The swift advancement of urbanization poses considerable obstacles to the sustainable growth of agriculture and the development of rural regions. The Yellow River Basin, a key area for agricultural production and ecological conservation in China, faces critical challenges such as land resource depletion and uneven rural development. A thorough exploration of the interaction and alignment between agricultural land use efficiency and rural revitalization in the Yellow River Basin is important for advancing sustainable agricultural and rural development.
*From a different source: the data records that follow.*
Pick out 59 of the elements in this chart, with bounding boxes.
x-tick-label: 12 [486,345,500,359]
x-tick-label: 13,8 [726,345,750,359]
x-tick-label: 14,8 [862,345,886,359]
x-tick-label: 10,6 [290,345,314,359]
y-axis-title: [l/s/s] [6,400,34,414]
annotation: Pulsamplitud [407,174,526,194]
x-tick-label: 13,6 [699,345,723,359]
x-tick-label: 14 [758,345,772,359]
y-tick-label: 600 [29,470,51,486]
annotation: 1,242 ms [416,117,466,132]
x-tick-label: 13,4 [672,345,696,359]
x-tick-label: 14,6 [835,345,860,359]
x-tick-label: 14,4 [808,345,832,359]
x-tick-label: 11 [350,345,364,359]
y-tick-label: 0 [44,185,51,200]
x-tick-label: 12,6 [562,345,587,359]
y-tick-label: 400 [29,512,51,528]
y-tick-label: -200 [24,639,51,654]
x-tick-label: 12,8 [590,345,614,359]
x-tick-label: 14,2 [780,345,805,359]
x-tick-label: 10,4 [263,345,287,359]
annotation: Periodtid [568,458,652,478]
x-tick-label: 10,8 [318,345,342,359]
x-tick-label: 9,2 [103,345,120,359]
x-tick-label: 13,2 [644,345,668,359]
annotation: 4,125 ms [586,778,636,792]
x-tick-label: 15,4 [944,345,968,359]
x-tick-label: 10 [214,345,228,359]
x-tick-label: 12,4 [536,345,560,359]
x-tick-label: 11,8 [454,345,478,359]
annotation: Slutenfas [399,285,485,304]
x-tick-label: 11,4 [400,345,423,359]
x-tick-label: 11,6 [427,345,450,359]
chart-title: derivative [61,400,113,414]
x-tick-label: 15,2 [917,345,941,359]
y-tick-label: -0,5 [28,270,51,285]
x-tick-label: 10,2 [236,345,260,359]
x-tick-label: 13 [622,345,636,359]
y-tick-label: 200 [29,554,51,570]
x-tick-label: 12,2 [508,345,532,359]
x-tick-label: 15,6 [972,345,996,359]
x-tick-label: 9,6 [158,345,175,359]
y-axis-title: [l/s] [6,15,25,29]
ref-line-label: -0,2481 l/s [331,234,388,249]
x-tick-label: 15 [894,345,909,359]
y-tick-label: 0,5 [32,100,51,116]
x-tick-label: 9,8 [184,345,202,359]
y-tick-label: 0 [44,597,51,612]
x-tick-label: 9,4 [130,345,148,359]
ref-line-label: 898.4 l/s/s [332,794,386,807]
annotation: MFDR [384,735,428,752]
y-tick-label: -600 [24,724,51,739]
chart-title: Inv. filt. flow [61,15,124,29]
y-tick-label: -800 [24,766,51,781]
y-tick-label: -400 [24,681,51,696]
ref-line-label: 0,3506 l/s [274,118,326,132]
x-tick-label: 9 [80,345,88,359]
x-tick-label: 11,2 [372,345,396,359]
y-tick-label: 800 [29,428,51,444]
Accordingly, this study utilizes panel data from 62 cities in the Yellow River Basin covering 2013 to 2022. Building on a clear understanding of the coupling mechanism between agricultural land use efficiency and rural revitalization, the research employs a comprehensive approach, integrating Malmquist index analysis, the entropy weight-TOPSIS method, a coupling coordination degree model, the Dagum Gini coefficient, and GIS-based spatial analysis to examine the spatial-temporal evolution and regional disparities in their coupling coordination. The study revealed the following findings: (1) The coupling coordination level between agricultural land use efficiency and rural revitalization in the Yellow River Basin has remained at a "grudging coordination" stage and exhibits an unstable development trend. The fluctuating characteristics of Moran's I value and the misalignment between the policy framework and its objectives are potential causes of this phenomenon. (2) The cities in the Yellow River Basin are spatially interdependent. The core city radiates resources and economic vitality, driving the development of neighboring cities at the coupling coordination level, while the resource siphon effect remains relatively small. (3) Interregional differences between the upper and middle reaches are the primary sources of variation in the coupling coordination level within the basin. The upstream region has significantly contributed to the reduction in the overall Gini coefficient, leveraging its "late-mover advantage." In this regard, we put forward suggestions such as transforming the primitive development mode, adhering to the concept of integrated basin development, and emphasizing regionally differentiated policies to provide inspiration for achieving coupling coordination between the two.